GMP also uses batteries from Sonnen, SimpliPhi and Sunverge. Ms. Powell says the larger battle for home battery storage will be over how each of these companies—and dozens of others—differentiates itself, selling different size batteries adapted for different uses in homes, businesses and utilities.

Arizona Public Service’s Mr. Romito says not all of these batteries are created equal—though he wouldn’t name names.

For more information on energy storage usage and trends, check out the following summary of a recent article by Anna Hirtenstein of Bloomberg:

Energy Storage Market Strong and Rising

Bloomberg’s New Energy Finance (BNEF) forecasts that storing power in batteries at a utility scale will be as common in 12 years as rooftop solar panels are now, giving consumers a revolutionary new method for storing and using energy.

An article by Anna Hirtenstein from Bloomberg News states, “… the energy storage market may be valued at $250 billion or more by 2040. It expects 25 GW of the devices to be deployed by 2028, about the size of the small-scale photovoltaic industry now.”
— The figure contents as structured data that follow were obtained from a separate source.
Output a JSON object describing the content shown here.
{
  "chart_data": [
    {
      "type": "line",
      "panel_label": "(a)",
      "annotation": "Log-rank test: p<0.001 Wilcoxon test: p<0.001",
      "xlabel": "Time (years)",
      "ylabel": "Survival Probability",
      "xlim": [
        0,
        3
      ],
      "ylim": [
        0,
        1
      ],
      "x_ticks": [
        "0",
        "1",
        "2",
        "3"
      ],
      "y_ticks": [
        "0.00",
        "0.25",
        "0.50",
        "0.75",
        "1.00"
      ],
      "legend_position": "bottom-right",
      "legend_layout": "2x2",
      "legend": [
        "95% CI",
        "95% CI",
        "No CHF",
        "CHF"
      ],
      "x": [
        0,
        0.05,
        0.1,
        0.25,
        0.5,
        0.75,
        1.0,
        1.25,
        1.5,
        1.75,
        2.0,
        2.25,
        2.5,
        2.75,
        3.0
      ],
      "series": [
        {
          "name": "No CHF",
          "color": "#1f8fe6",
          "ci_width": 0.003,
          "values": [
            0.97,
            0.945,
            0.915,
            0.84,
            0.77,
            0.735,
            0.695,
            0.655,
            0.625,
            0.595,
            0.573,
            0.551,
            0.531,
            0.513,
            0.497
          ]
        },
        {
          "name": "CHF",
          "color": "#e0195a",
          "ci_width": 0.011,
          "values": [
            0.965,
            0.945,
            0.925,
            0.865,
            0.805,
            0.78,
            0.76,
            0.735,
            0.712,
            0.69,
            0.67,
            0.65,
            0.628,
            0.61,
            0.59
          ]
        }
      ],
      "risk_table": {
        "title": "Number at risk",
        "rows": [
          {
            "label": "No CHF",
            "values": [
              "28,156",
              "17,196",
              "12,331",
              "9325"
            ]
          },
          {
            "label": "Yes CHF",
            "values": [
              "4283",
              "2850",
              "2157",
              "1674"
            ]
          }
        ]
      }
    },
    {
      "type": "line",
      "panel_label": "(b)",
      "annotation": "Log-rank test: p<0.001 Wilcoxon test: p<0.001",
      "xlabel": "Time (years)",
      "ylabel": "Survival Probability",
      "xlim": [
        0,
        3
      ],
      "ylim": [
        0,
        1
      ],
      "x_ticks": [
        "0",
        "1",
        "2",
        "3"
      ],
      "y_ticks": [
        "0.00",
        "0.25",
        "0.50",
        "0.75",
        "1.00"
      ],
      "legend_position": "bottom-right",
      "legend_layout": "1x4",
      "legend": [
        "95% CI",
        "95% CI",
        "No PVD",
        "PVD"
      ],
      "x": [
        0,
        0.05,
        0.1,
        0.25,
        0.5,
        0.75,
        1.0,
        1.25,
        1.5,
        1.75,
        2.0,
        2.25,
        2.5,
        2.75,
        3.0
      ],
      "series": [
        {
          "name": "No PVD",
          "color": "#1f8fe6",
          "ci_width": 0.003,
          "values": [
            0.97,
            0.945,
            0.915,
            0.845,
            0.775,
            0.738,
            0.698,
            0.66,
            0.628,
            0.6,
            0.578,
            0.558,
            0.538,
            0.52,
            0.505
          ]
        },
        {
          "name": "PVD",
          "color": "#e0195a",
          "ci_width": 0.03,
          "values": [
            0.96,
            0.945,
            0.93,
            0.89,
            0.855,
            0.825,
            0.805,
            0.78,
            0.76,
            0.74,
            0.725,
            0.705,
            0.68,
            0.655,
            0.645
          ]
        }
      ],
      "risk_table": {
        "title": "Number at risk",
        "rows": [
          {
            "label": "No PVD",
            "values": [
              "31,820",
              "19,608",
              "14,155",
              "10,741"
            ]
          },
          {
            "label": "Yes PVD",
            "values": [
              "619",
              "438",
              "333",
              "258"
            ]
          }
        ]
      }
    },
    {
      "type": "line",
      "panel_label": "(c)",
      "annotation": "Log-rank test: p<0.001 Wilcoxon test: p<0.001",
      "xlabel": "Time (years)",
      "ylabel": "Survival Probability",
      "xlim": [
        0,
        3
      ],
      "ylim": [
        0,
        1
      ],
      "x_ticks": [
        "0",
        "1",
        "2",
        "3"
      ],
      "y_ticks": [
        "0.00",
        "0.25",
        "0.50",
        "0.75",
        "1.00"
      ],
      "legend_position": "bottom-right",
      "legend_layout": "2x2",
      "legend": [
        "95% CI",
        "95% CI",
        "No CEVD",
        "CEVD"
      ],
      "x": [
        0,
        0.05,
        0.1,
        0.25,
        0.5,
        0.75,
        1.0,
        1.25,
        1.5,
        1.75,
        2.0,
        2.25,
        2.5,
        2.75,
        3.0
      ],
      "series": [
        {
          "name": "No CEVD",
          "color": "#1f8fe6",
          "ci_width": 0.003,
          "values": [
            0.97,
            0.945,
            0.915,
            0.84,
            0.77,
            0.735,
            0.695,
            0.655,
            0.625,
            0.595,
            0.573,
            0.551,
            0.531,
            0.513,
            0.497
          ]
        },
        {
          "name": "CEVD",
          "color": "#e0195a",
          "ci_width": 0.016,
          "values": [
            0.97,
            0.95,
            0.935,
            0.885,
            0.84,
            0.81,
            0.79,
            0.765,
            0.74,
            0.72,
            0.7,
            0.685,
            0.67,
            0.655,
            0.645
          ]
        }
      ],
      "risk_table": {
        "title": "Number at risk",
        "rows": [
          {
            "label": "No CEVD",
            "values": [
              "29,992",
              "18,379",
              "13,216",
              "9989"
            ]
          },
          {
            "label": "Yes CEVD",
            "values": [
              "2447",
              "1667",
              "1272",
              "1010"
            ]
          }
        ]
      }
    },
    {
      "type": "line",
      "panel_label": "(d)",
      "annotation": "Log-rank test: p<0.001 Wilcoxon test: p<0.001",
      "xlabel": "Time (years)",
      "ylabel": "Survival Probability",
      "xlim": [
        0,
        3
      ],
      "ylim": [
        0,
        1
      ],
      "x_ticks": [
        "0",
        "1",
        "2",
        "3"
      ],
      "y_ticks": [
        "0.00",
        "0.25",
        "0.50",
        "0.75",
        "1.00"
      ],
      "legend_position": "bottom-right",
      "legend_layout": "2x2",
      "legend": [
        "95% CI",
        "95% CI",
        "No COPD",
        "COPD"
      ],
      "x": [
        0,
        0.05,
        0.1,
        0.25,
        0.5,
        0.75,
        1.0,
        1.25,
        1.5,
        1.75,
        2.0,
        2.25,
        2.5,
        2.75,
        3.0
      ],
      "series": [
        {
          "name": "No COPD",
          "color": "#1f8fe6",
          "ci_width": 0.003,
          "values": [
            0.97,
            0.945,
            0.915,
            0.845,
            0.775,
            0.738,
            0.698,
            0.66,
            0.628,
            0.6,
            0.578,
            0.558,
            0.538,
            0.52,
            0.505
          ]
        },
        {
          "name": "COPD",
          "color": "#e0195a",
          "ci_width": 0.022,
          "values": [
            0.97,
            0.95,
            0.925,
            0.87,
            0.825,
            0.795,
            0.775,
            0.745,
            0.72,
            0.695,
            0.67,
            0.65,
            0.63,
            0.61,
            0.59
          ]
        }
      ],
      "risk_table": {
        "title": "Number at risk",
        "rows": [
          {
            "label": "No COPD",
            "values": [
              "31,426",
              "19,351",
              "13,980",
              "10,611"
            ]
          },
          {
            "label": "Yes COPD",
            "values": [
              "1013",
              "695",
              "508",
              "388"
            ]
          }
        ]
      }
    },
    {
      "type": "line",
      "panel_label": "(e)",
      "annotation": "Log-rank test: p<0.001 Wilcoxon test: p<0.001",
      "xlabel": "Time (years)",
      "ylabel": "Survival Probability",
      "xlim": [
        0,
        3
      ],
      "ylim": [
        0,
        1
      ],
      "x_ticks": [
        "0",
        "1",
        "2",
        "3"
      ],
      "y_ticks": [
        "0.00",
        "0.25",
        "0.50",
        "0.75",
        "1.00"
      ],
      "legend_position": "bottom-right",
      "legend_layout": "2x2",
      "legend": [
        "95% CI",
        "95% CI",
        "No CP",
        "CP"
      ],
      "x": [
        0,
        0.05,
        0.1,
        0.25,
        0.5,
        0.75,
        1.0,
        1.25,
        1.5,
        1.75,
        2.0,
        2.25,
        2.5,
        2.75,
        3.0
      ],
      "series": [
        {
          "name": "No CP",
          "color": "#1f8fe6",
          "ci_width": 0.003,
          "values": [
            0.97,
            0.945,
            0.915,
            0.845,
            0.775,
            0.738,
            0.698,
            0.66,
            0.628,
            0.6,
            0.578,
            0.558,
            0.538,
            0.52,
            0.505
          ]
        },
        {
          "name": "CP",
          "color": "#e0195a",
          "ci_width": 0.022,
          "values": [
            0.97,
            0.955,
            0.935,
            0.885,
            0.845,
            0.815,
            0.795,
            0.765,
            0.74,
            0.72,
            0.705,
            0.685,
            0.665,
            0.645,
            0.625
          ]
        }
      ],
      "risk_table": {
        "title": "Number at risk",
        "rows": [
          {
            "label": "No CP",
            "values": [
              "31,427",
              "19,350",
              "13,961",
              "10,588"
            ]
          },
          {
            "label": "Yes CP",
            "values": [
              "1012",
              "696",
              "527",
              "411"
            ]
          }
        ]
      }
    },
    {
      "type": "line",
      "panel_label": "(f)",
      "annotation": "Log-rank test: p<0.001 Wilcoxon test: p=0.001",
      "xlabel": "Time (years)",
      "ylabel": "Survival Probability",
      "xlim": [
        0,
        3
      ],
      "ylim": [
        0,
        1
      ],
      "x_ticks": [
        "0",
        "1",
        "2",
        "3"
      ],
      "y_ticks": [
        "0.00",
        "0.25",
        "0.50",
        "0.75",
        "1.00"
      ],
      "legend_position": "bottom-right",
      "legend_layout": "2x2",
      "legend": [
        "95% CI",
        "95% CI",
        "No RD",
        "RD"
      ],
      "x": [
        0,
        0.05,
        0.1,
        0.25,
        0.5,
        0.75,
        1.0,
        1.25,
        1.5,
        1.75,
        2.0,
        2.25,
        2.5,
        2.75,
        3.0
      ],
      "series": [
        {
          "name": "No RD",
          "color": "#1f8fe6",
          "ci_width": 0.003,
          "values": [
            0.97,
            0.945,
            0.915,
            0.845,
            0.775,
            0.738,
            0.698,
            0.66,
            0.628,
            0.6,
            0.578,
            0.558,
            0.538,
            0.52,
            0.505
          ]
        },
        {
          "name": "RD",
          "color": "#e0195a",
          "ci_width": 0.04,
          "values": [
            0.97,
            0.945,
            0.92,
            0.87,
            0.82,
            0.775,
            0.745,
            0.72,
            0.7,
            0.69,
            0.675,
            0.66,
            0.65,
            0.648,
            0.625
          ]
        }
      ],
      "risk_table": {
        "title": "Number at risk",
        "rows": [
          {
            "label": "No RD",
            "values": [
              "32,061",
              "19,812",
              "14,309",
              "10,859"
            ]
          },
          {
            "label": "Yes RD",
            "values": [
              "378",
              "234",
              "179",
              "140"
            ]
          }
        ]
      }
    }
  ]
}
This will present a major challenge to the traditional utility business model which tends to be monopolistic and where power generation and distribution exist in a single company. New energy storage devices will be available to round out changeable power flows from wind and solar sources, reducing the need for large fossil fuel-based generation facilities.

Costs Will Drop

Julia Attwood, a storage analyst at Bloomberg New Energy Finance, says, “Batteries will get a boost as costs drop and developers see the chance for lucrative new revenue streams. Batteries could offer a whole range of services to the grid — they have the flexibility that will allow renewables a larger stake in energy generation.”

Worldwide, there is less than 1 GW of batteries operating. BNEF estimates that by 2040, the battery storage industry will skyrocket, storing and discharging 759 GWh.

Because the spread of electric cars is driving up demand for lithium ion batteries, manufacturers are ramping up production and cutting costs. The technology behind the lithium ion battery is also driving the battery storage industry. This is the same technology for storage devices that are attached to utility grids and rooftop solar units.

By 2030, BNEF expects the cost of a KWh to drop by half from current prices.
This technology will help even out the variable production problems that can come with renewables. Solar and wind simply do not work in dark or calm conditions respectively, creating energy gaps. While natural gas and coal currently fill those gaps, eventually power storage units can assume the burden.

In 2040, it is estimated that 35 percent of all light vehicles sold will be electric, which is equivalent to 41 million cars— 90 times the figure in 2015. The rise in investments in renewables is expected to hit $7.8 trillion by 2040, as compared to $2.1 trillion for fossil-fuel generation.

“The battery industry today is driven by consumer products like computers and mobile phones,” said Claire Curry, an analyst at Bloomberg New Energy Finance in New York. “Electric vehicles will be the driver of battery technology change, and that will drive down costs significantly.”

While the industry is on its way, it’s not there yet. Pumped hydro is still 95 percent of the world’s grid-connected energy storage today, according to the U.S. Energy Department. Pumped hydro technology only works in areas with specific topographies as surplus energy is used to shift large amounts of water uphill to a hydropower reservoir so it can be used to produce electricity later.

According to S&P Global, there are several larger-scale battery projects in the works, include a 90-MW system in Germany and a 100-MW facility in Long Beach, California.

Simon Moores, managing director at Benchmark Mineral Intelligence, a battery researcher based in London, says, “Utility-scale storage is the new emerging market for batteries, kind of where electric vehicles were five years ago. EVs are now coming of age.”